A woman asks: “Please, God, cure me of my cancer.” In dealing with her illness, she has accepted her mortality. She comes to cherish each moment she has. Her relationship with her husband becomes stronger; she grows closer to her children, especially one daughter from whom she had become increasingly distant. The disease runs its course – but she learns to live her life to the full and she spends every moment to the end in the embrace of her loving family. And it is that love that she leaves behind. She asks – and she receives insight, understanding and peace.
A teenager seeks the answer to the question every teenager asks: “What am I supposed to do with my life?” He goes about his teen years in all their confusions and disappointments, their triumphs and discoveries; he realizes that he is not a child anymore and not the centre of the world; he learns how to be responsible and how to care about people other than himself and about things bigger than his own wants. Working at the SVP Sunshine House for kids at risk proves to be a life-changing experience for him. He decides to major in social work in college. Not much money, but its work that makes a difference. He seeks – and finds fulfilment in helping families keep it together.
Scared to death, she knocks on the door. Life will change when that door opens: a new career, perhaps; the beginning of a life of service in a religious community, maybe; an unexpected call to care for a desperately ill parent; meeting her future in-laws for the first time. But she’s ready. She’s confident in her skills, in her faith; the love that has enveloped her enables her to envelope others. She knocks – and whatever is on the other side of the door, she is confident God’s grace will enable her to walk through.
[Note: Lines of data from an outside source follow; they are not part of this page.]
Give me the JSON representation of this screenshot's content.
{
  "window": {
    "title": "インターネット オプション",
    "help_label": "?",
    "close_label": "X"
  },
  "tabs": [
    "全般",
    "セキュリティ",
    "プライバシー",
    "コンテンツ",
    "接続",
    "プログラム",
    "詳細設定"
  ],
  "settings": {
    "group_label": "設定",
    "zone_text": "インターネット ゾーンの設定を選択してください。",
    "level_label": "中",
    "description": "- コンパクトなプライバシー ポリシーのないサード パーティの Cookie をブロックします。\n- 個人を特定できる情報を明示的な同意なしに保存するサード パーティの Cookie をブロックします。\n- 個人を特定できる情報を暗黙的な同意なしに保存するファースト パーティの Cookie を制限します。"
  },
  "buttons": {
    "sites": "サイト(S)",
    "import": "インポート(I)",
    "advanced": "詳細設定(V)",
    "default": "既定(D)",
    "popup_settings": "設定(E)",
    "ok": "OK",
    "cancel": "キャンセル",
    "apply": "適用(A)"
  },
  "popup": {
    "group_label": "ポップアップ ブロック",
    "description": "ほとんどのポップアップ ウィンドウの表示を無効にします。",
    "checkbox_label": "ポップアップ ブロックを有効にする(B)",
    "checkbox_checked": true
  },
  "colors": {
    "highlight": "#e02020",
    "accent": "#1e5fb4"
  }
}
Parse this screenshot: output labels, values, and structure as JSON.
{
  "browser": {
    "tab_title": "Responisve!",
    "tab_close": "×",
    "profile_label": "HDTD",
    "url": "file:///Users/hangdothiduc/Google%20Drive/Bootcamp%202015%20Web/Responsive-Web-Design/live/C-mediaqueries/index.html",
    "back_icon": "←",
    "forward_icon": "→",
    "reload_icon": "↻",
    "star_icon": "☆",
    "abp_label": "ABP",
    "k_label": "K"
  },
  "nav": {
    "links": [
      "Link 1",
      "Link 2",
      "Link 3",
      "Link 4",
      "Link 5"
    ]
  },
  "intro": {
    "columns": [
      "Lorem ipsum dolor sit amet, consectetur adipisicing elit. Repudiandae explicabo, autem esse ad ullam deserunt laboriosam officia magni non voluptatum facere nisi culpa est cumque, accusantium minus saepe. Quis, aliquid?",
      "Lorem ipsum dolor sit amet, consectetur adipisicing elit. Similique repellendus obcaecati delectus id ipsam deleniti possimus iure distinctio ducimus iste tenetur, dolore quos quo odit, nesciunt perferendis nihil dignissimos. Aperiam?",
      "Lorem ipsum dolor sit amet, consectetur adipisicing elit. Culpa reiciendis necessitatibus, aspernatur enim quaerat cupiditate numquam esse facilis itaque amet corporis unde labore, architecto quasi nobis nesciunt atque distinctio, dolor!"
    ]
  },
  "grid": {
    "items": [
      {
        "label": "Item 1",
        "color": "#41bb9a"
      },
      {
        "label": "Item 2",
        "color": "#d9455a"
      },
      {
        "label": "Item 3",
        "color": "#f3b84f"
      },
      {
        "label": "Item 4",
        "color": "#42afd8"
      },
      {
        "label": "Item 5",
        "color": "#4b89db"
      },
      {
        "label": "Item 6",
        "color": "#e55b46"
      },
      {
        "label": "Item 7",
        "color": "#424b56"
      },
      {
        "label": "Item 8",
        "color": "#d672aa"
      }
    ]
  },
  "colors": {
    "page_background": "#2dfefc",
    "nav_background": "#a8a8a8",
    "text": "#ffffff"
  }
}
Those who ask, receive, Jesus says; those who seek, find; those who knock, will find their way through – that often seems disingenuous to us, who have offered countless prayers that we think have gone unanswered. But often our search brings us to something we do not expect; what we receive is quite different from what we ask for. We often approach prayer as trying to wring gifts from an unwilling God; in fact, we come before a God who knows our needs better than we do ourselves. That’s the disciple’s faith: to trust enough to continue to act in the spirit of Jesus’ servanthood, to continue to seek God in hidden places with the assurance that, in someone or something, we will find him.